Namun, Jendral tidak berniat mengubah keputusannya. Ia datang ke sekolah ini bukan untuk duduk berseberangan dengan Alana. Ia ingin mendekati perempuan yang sejak pagi berhasil menarik perhatiannya. Bahkan, demi itu, ia rela memohon langsung pada kepala sekolah agar bisa ditempatkan di kelas ini.
"Saya tidak akan mengganggu," ujarnya santai, sebelum melangkah penuh percaya diri menuju bangku kosong di samping Alana dan duduk tanpa menunggu persetujuan lebih lanjut.
Alana mengepalkan tangan di atas meja. Ia tidak suka dengan gangguan bernama Jendral itu. Kehadirannya terasa seperti ancaman terhadap kedamaian yang selama ini ia jaga.

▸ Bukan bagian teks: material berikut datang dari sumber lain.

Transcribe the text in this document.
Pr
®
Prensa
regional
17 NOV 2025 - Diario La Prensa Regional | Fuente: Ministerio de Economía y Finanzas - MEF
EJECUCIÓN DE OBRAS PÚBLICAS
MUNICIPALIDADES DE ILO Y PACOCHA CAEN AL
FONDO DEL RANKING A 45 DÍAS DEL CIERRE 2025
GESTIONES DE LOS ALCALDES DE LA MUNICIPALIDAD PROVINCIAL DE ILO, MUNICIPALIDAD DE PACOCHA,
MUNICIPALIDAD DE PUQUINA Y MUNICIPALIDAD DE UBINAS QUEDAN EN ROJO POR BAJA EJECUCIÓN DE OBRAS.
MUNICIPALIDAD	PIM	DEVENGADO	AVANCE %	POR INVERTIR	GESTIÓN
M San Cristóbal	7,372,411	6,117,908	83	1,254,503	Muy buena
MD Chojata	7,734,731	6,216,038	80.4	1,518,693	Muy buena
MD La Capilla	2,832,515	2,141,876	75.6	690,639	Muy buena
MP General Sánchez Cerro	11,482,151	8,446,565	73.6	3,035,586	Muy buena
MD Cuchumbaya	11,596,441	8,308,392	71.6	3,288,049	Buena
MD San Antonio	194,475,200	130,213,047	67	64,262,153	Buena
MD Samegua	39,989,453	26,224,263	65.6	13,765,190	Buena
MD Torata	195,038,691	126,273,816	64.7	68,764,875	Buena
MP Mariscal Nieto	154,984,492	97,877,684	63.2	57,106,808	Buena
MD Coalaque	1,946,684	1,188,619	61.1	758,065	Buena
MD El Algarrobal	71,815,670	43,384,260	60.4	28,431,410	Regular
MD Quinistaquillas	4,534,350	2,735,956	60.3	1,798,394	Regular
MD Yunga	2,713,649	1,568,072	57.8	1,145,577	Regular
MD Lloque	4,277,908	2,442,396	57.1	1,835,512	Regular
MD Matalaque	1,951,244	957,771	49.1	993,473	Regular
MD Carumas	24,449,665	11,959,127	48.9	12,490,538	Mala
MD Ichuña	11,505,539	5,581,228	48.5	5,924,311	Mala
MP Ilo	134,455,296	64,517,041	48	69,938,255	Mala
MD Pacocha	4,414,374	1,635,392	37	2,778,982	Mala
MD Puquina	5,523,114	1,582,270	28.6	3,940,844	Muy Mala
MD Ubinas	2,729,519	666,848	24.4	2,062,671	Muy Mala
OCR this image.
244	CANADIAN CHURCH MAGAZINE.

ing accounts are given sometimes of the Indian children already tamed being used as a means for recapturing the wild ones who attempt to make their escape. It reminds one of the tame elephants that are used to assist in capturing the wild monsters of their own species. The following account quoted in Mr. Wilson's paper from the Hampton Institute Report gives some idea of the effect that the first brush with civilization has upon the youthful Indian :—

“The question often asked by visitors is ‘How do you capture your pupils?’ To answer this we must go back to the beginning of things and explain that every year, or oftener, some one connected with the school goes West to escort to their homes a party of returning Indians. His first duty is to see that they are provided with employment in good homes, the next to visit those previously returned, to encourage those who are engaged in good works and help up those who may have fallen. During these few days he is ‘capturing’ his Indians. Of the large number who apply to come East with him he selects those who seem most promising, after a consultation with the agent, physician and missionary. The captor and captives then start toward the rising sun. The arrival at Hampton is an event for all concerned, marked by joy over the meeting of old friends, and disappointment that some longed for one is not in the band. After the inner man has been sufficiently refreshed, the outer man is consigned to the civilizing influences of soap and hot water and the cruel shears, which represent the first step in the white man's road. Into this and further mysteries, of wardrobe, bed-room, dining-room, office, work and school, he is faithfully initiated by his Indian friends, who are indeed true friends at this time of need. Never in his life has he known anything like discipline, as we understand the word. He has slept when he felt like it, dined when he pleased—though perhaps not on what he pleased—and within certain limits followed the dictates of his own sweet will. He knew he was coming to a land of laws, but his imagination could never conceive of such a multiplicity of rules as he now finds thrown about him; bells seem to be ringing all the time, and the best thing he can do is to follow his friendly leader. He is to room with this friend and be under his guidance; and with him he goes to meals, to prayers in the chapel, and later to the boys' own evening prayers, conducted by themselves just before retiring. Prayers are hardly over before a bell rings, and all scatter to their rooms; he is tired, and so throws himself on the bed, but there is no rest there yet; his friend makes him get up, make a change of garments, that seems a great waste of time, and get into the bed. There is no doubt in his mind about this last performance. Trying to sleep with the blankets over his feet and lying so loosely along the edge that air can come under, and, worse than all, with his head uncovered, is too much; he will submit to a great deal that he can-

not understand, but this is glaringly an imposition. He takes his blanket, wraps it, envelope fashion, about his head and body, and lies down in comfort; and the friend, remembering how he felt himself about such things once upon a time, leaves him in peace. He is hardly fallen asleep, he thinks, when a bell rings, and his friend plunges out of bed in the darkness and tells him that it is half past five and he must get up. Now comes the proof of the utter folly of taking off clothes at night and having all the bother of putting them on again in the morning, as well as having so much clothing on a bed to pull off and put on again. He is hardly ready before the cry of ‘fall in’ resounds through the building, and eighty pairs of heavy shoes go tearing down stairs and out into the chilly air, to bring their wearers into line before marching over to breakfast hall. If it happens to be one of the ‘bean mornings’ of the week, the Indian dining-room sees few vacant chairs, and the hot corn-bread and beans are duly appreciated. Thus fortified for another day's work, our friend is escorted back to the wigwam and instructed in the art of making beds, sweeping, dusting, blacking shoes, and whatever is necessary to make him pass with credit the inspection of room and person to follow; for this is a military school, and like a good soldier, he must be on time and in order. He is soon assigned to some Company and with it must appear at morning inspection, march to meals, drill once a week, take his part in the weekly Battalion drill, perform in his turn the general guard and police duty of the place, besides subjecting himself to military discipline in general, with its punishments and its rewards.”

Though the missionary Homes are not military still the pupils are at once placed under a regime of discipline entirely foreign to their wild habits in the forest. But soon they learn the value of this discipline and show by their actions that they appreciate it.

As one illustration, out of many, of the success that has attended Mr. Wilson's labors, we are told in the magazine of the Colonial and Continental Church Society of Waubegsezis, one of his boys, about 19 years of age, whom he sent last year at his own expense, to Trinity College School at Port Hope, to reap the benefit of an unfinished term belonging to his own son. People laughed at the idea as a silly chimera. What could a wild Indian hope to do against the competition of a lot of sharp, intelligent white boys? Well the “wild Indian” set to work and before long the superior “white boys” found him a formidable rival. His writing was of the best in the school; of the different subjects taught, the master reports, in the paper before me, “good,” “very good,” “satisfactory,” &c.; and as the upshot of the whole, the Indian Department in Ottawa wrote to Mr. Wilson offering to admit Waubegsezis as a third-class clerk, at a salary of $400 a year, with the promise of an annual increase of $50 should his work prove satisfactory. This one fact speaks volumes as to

Berbeda dengan Alana, Jendral justru diam-diam tersenyum melihat ekspresi kesal di wajah perempuan itu. Bagi Jendral, reaksi itu bukan penolakan—melainkan awal dari sesuatu yang menarik.
Dan ya, kelas pun riuh. Drama baru dimulai—antara murid unggulan yang menjaga jarak dan murid baru yang tidak kenal takut.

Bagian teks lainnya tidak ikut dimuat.